Зашел к знакомому сапожнику: тот содрал полтора рубля за пару подметок.
– Есть ли на тебе крест-то? – саркастически осведомился Пантелей.
Крест, к удивлению ограбленного Пантелея, оказался на своем месте, под блузой, на волосатой груди сапожника.
«Ну вот остался у меня рупь целковый, – со вздохом подумал Пантелей. – А что на него сделаешь? Эх!..»
Пошел и купил на целковый этот полфунта ветчины, коробочку шпрот, булку французскую, полбутылки водки, бутылку пива и десяток папирос – так разошелся, что от всех капиталов только четыре копейки и осталось.
И когда уселся бедняга Пантелей за свой убогий ужин, так ему тяжко сделалось, так обидно, что чуть не заплакал.
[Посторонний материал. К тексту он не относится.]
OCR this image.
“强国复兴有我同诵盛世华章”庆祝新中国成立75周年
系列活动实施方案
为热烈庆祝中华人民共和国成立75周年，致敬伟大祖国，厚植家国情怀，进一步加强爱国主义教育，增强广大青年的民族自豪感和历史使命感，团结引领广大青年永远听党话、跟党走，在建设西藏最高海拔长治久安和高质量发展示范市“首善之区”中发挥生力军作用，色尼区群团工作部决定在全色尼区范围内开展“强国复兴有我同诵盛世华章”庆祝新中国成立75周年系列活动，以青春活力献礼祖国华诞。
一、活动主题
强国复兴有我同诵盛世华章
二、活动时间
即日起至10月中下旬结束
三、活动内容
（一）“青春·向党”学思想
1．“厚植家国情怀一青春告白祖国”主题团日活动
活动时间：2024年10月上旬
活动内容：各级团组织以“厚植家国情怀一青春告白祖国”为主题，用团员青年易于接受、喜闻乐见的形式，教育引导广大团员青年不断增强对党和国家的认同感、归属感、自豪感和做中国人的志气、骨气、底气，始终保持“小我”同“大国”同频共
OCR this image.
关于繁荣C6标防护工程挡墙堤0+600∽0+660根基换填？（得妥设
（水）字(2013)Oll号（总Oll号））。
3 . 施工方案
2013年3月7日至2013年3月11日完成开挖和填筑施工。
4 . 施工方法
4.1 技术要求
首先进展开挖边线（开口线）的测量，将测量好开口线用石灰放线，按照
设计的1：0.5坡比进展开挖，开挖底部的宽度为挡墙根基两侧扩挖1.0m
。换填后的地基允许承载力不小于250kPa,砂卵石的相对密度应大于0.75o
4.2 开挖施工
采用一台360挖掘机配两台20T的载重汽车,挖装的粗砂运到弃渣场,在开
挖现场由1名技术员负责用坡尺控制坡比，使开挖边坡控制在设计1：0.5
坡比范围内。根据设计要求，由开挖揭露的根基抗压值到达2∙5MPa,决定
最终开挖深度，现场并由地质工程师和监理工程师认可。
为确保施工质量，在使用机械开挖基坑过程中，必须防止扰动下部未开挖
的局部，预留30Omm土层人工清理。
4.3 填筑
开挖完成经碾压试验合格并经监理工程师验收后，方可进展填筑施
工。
– За что же, за что?.. – шептали его дрожащие губы. – Почему богачи и эксплуататоры пьют шампанское, ликеры, едят рябчиков и ананасы, а я, кроме простой очищенной, да консервов, да ветчины – света божьего не вижу… О, если бы только мы, рабочий класс, завоевали себе свободу!.. То-то бы мы пожили по-человечески!
* * *
Однажды весной 1920 года рабочий Пантелей Грымзин получил свою поденную плату за вторник: всего 2700 рублей.
«Что ж я с ними сделаю, – горько подумал Пантелей, шевеля на ладони разноцветные бумажки. – И подметки к сапогам нужно подбросить, и жрать, и выпить чего-нибудь – смерть хочется!»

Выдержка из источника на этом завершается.